The throngs of people gathered in the cool air of the summer night, the cobblestone path beneath their feet the last remnant of the old kingdom road that passed this way in ages past. Children laugh and run between the legs of the milling folk, who share quiet tales of their travels here or their lives since last they saw one another. Cups of mulled wine are shared as the moon breaks the horizon of the canopy, casting its white light through the dark leaves and winding branches, a sense of anticipation palpable in the quieting voices in the crowd.
Young children are shushed by their parents, either with sugar-cured fruits or with gentle contact, while the children old enough to feel it quiet on their own and seek out their parents. The air is changing, and where the breeze had a sharp chill for summer before, it now feels billowy and warm and carries on it the promise of strange and exotic scents. As the hush spreads further, a distant sound like soft music approaching beginning to thrill through the leaves on the ground and the silver-white light of the full moon, the soft golden glow of fireflies begin to appear between the trees.
It's only now, in the growing light, that Duke notices the vast diversity among the crowd. Sitting apart from it, on a small rise that gently slopes to the road on the far side from the fireflies, Duke hadn’t quite realized how far people had come to be here. The growing and blatant realization on his face makes Ania smile as she sketches random figures in the crowd, leaned against a tree and straining her eyes to see the black marks on white paper.
Wolf folk rub shoulders with the Sea People, while the chitinous Cuvra make small talk with the blue skinned Nurat. Some groups are people he’s not yet met, while others look almost like people he’d have known back home. Some are dressed in finery and are emblazoned with the sigils of noble houses or courtly logos, while others wear tatters that seem to have barely made the journey. Yet, through it all, no weapons are drawn and no voices are raised. Duke is shocked to see it, after all the bloodshed he’s seen in the past few months.

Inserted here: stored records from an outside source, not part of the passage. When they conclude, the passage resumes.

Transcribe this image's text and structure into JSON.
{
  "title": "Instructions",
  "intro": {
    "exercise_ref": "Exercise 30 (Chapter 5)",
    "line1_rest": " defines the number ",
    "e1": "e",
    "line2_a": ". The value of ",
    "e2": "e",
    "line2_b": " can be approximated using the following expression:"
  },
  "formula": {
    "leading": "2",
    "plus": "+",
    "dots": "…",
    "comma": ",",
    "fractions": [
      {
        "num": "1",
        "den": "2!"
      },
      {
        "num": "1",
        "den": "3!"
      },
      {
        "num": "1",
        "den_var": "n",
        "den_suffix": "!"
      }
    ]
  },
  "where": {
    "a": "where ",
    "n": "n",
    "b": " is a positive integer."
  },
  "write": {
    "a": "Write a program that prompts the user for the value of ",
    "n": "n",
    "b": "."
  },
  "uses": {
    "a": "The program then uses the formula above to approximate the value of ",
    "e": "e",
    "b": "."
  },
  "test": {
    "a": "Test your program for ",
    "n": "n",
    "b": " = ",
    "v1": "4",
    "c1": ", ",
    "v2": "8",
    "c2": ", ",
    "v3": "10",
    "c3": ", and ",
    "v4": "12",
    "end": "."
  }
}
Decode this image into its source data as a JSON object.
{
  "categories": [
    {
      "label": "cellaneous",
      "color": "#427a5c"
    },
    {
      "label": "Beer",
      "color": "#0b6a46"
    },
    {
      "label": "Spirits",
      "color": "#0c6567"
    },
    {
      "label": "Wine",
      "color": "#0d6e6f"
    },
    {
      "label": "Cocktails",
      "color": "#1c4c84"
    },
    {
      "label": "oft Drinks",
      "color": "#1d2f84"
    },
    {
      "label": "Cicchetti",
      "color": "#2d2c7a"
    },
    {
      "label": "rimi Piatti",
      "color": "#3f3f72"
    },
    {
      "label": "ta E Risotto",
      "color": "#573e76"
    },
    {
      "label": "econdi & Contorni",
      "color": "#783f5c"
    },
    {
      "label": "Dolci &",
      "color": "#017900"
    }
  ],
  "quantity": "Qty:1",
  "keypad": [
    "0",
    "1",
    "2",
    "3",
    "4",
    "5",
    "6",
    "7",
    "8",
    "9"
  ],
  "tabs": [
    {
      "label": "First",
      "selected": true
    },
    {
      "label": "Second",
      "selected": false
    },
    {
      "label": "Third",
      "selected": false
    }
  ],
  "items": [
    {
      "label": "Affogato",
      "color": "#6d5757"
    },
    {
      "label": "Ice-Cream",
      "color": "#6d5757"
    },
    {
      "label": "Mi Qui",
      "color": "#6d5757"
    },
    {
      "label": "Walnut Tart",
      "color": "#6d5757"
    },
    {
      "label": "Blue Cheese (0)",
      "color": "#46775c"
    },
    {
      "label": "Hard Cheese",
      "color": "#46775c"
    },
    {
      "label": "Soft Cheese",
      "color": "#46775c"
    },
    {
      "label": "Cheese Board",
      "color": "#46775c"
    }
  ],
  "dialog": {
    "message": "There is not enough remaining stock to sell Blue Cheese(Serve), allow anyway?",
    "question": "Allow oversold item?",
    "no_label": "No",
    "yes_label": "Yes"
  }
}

He adjusts his hauberk, shifting the uncomfortable weight of it from one shoulder to the other as it rattles lightly, scraping at the itchy woolen shirt beneath. He silently laments the loss of his own shirt, so long ago, and the impending doom of his jeans as he idly scratches his thigh through a shredded patch of it, the edges stiff with old blood. He glances to Ania, his voice quiet and almost reverent.
“Hey. Should we, y’know, be here?” He gestures towards the crowd and the growing hush across them as there seems to be a sense of growing excitement. “I feel like I’m interrupting church or something.”
She chuckles, rubbing her eyes with one hand before tucking her charcoals in their pouch, “Of course. All are welcome, obviously.” She tucks the charcoal in the bag along with the sketchbook, “Besides, you are clearly uncomfortable with the Baron’s gift.”
He opens his mouth to speak but is struck dumb as the sound of music breaks through the air like a bubble had burst. It is quiet and pleasant and carries with it a sense of celebration and fun like a children’s song performed by a jazz band. As it does, the moon light and fireflies shift and shimmer, and the empty spaces between the trees begin to flow like pearl-white milk, rolling down the trunks of trees and empty spaces until they slowly coalesce into something more solid. In spaces below and between the ghostly rivers the firefly lights begin to melt out of focus, spreading to fill the spaces with a warm and honeyed glow, casting light out into the crowd in a mottling of warm gold and cold white.
Soon, the waterfalls and rivers are arches of pearlescent marble supported by white alabaster pillars and between them radiant pools of golden light, inside of which shadows begin to form and take shape. Monstrous at first, long spindly twisted forms cast against the light itself from some distance behind, while the sound of music rises with strings and cymbals and bells in a celebratory manner that makes Duke think back to traveling carnivals and state fairs.
Sooner than Duke can reckon what he’s seen so far, the shadowy shapes close in on the golden light and part it like stage curtains, pinning the long golden glowing drapes behind the pillars as the warm light from behind spills out fully across the crowd, showing the world behind is all counters and tables and merchants hawking their wares.
The merchants are garishly colored, some in bright purples or blues or pinks, some pied in a motley of wild and vivid colors. Jugglers move out among the crowd, casting glittering lights in oblique circles to the merriment of children and adults. The people in the crowd’s hush is replaced by the cheers of children and laughter of adults, and then by the hustle and bustle of an immense open-air market. The market itself runs the length of the road in both directions as far as Duke can see, and even the trees above the road seem to cast the moon’s silver-white light down on the milling crowds so as no one is still in the dark.
Except Duke and Ania, who stand on their hill, Ania shifting her bag onto her shoulder with a soft sigh and a smile, nudging Duke in the ribs lightly with an elbow as he stares dumb at the sight he sees, a look of child-like joy on his face.
“This is the Fairy’s Market, Duke.” She motions to it with a flourish, beginning to head down the gentle slope to the road and the crowd, “Now come on, we don’t want to get separated, ayea?”